SOME THINGS transcend the petty parochial squabbling of football rivalries. Whatever team you support and however passionately you express it, most people are still bound by the norms of society and remain on the same moral spectrum that guides their every day life.
Only the uber-zealots fail to see that fans on the other side of the segregation line are basically the same as them. Only the real hardcore idiots believe the opposition are dehumanised scum and that anything goes. Only the really ignorant dregs of humanity believe that being at a football match means you can set aside all decent civilised standards of behaviour and have free licence to indulge in the basest of offensive behaviour. You know, the kind of people who chant “You’re just a town full of peados” and think it is incredibly witty.
Last week we had a Kick Racism Out Of Football day to highlight the on-going battle against that particular form of ignorant barbarism. What some sections of the Newcastle support at the Riverside did on Sunday – and that Sunderland and Leeds fans have done in the past – was as crass, stupid, socially backward and morally bankrupt as throwing bananas and making monkey-noises at black players ever was. It is just about the most offensive thing you can think of and to make it a calculated set-piece within your repertoire plumbs new depths.
What kind of person thinks accusing people of the most horrific crimes against children imaginable passes as ‘just banter’? To smear a whole town like than is lower than the Munich chants and down there with Chelsea fans hissing and singing about Auschwitz at Spurs.
Many angry Boro fans have asked the Gazette over the years why the police take no action on this outrageously insulting behavior. Racist chanting in a football is a criminal offense and is dealt with vigourously, and rightly so. Derby games are heavily policed because of the potential for disorder and in recent years there have even been warnings that wearing smogsuits to the Riverside will be regarded as a provocation and be treated as a public order offence.

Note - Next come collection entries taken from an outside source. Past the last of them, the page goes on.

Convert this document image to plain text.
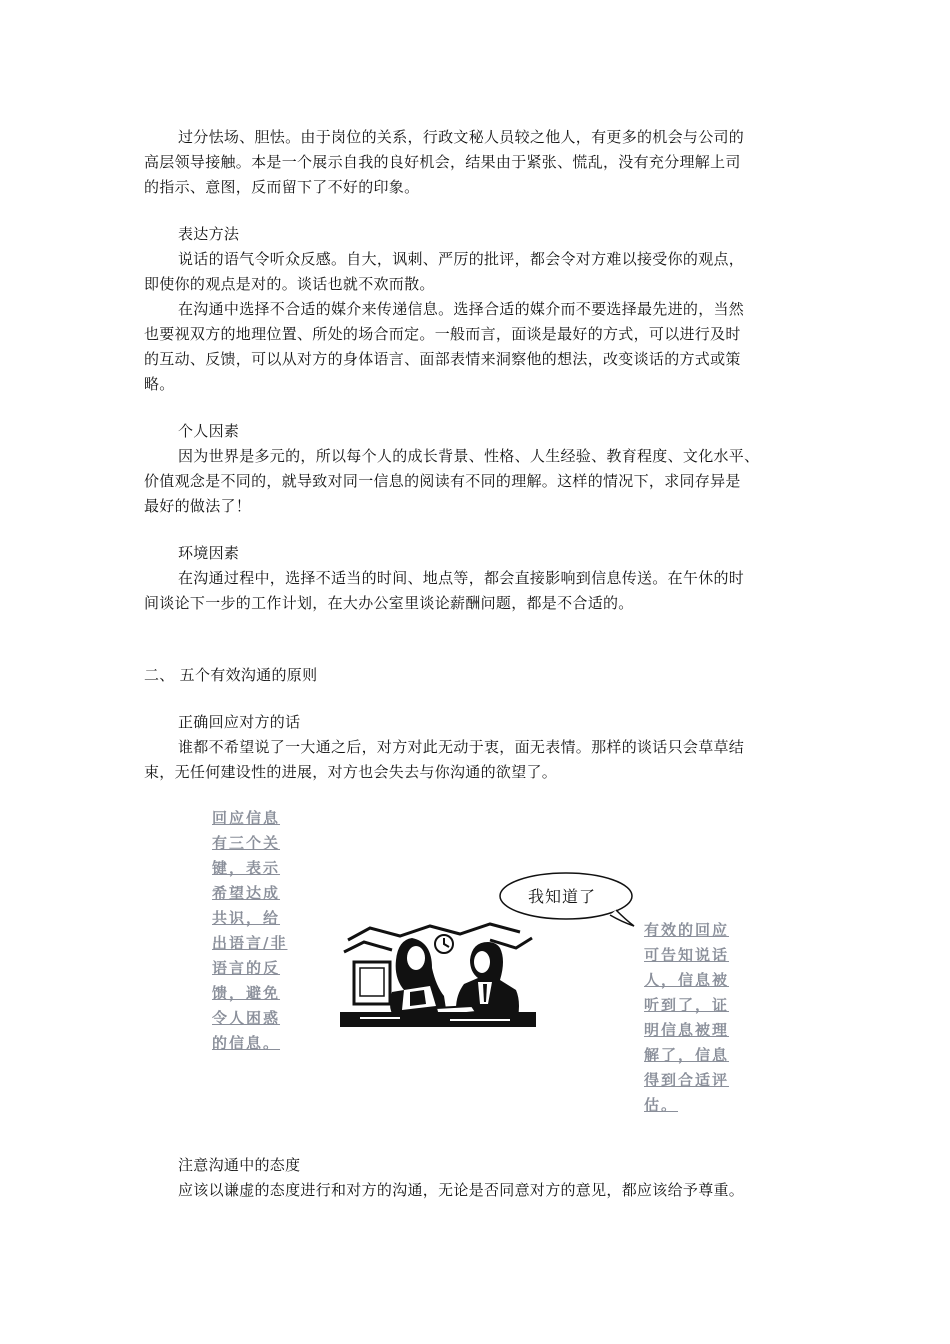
过分怯场、胆怯。由于岗位的关系，行政文秘人员较之他人，有更多的机会与公司的
高层领导接触。本是一个展示自我的良好机会，结果由于紧张、慌乱，没有充分理解上司
的指示、意图，反而留下了不好的印象。
表达方法
说话的语气令听众反感。自大，讽刺、严厉的批评，都会令对方难以接受你的观点，
即使你的观点是对的。谈话也就不欢而散。
在沟通中选择不合适的媒介来传递信息。选择合适的媒介而不要选择最先进的，当然
也要视双方的地理位置、所处的场合而定。一般而言，面谈是最好的方式，可以进行及时
的互动、反馈，可以从对方的身体语言、面部表情来洞察他的想法，改变谈话的方式或策
略。
个人因素
因为世界是多元的，所以每个人的成长背景、性格、人生经验、教育程度、文化水平、
价值观念是不同的，就导致对同一信息的阅读有不同的理解。这样的情况下，求同存异是
最好的做法了！
环境因素
在沟通过程中，选择不适当的时间、地点等，都会直接影响到信息传送。在午休的时
间谈论下一步的工作计划，在大办公室里谈论薪酬问题，都是不合适的。
二、 五个有效沟通的原则
正确回应对方的话
谁都不希望说了一大通之后，对方对此无动于衷，面无表情。那样的谈话只会草草结
束，无任何建设性的进展，对方也会失去与你沟通的欲望了。
回应信息有三个关键，表示希望达成共识，给出语言/非语言的反馈，避免令人困惑的信息。
我知道了
有效的回应可告知说话人，信息被听到了，证明信息被理解了，信息得到合适评估。
注意沟通中的态度
应该以谦虚的态度进行和对方的沟通，无论是否同意对方的意见，都应该给予尊重。
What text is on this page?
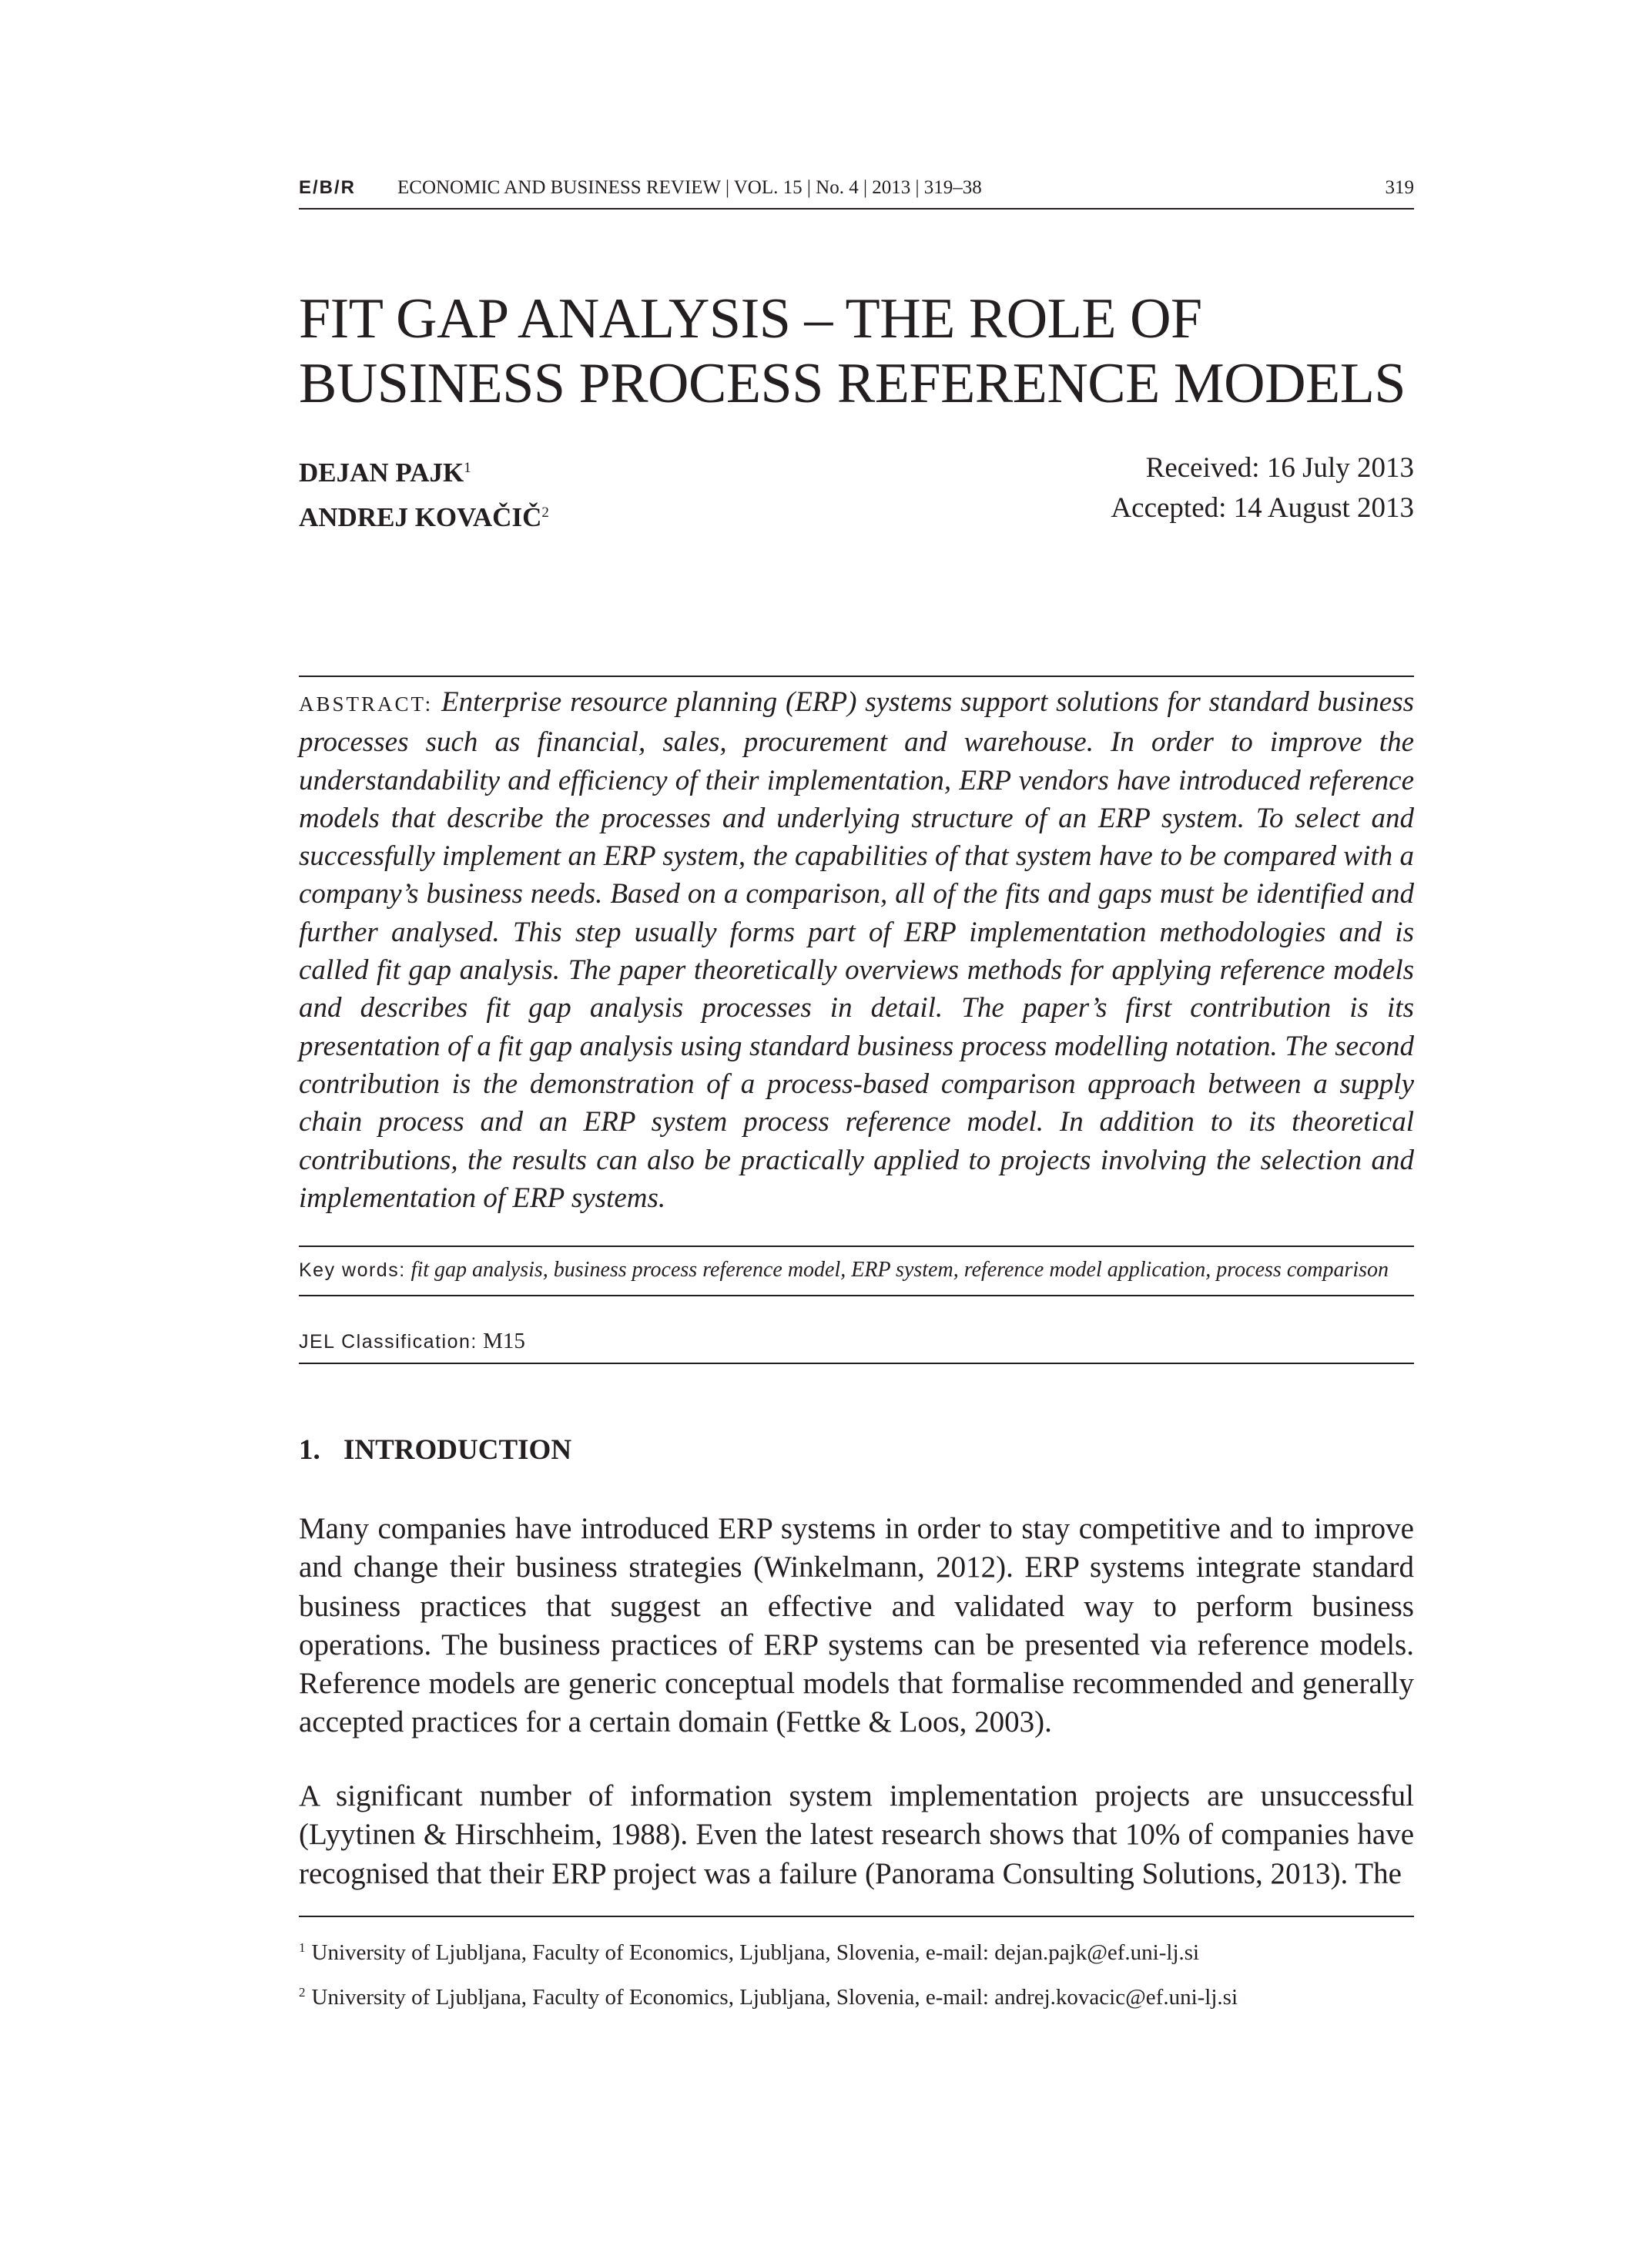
E/B/R ECONOMIC AND BUSINESS REVIEW | VOL. 15 | No. 4 | 2013 | 319–38	319
FIT GAP ANALYSIS – THE ROLE OF
BUSINESS PROCESS REFERENCE MODELS
DEJAN PAJK$^1$
ANDREJ KOVAČIČ$^2$
Received: 16 July 2013
Accepted: 14 August 2013
ABSTRACT: Enterprise resource planning (ERP) systems support solutions for standard business processes such as financial, sales, procurement and warehouse. In order to improve the understandability and efficiency of their implementation, ERP vendors have introduced reference models that describe the processes and underlying structure of an ERP system. To select and successfully implement an ERP system, the capabilities of that system have to be compared with a company’s business needs. Based on a comparison, all of the fits and gaps must be identified and further analysed. This step usually forms part of ERP implementation methodologies and is called fit gap analysis. The paper theoretically overviews methods for applying reference models and describes fit gap analysis processes in detail. The paper’s first contribution is its presentation of a fit gap analysis using standard business process modelling notation. The second contribution is the demonstration of a process-based comparison approach between a supply chain process and an ERP system process reference model. In addition to its theoretical contributions, the results can also be practically applied to projects involving the selection and implementation of ERP systems.
Key words: fit gap analysis, business process reference model, ERP system, reference model application, process comparison
JEL Classification: M15
1. INTRODUCTION

Many companies have introduced ERP systems in order to stay competitive and to improve and change their business strategies (Winkelmann, 2012). ERP systems integrate standard business practices that suggest an effective and validated way to perform business operations. The business practices of ERP systems can be presented via reference models. Reference models are generic conceptual models that formalise recommended and generally accepted practices for a certain domain (Fettke & Loos, 2003).

A significant number of information system implementation projects are unsuccessful (Lyytinen & Hirschheim, 1988). Even the latest research shows that 10% of companies have recognised that their ERP project was a failure (Panorama Consulting Solutions, 2013). The

$^1$ University of Ljubljana, Faculty of Economics, Ljubljana, Slovenia, e-mail: dejan.pajk@ef.uni-lj.si
$^2$ University of Ljubljana, Faculty of Economics, Ljubljana, Slovenia, e-mail: andrej.kovacic@ef.uni-lj.si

Yet here we have a clear, systematic breach of the 1986 Public Order Act going unpunished. Section four of the act says a person is guilty of an offence if, with intent to cause a person harassment, alarm or distress, he uses threatening, abusive or insulting words or behaviour. There is certainly intent to abuse and insult. The law is used to arrest demonstrators chanting empty political slogans at faceless corporations and states so I don’t see why it couldn’t be used to stop this grossly offensive chanting calculated to abuse and insult individuals.
A few arrests may sharpen their minds and make some reconsider their behaviour although many of the worst offenders would see it as Boro failing to have a sense of humour.
Ultimately though, as with racism, this will not be changed by prosecutions. They will just raise the stakes and may make the offenders even more bitter. These vile chants will only end when there is a seachange in the culture among Newcastle supporters.
The campaign against racism in football did not come from above, if anything the authorities were trying their best to ignore it and hoping it would go away. The campaign against racism stemmed from decent, articulate and socially responsible fans standing up to challenge the idiots within their own crowd, through agitation from the fanzine movement and from fan groups like the Football Supporters’ Association demanding that the clubs took action.
That is what is needed here. It is down to decent Newcastle fans to stand up and insist that this behaviour is unacceptable and like the racist chanting it must stop. The bulk of Newcastle fans are no different from any other football crowd. There will be decent, respectable, articulate Newcastle fans who will be mortified by this chanting and who will be thoroughly embarrassed at the way the idiots portray the club, the fans and their hometown.
They must act. Silence on this issue gives the green light to the mindless idiots to continue. The fanzines and message boards must condemn this publicly and start a debate within their own crowd and local media over what is acceptable banter and what is grossly offensive. It is down to fans to draw the line and police it themselves.
They should demand the club condemn it publicly too. Freddie Shepherd was sat there at the Riverside. He must have heard it. Surely he must have an opinion on the potential damage such moronic behaviour does to the brand.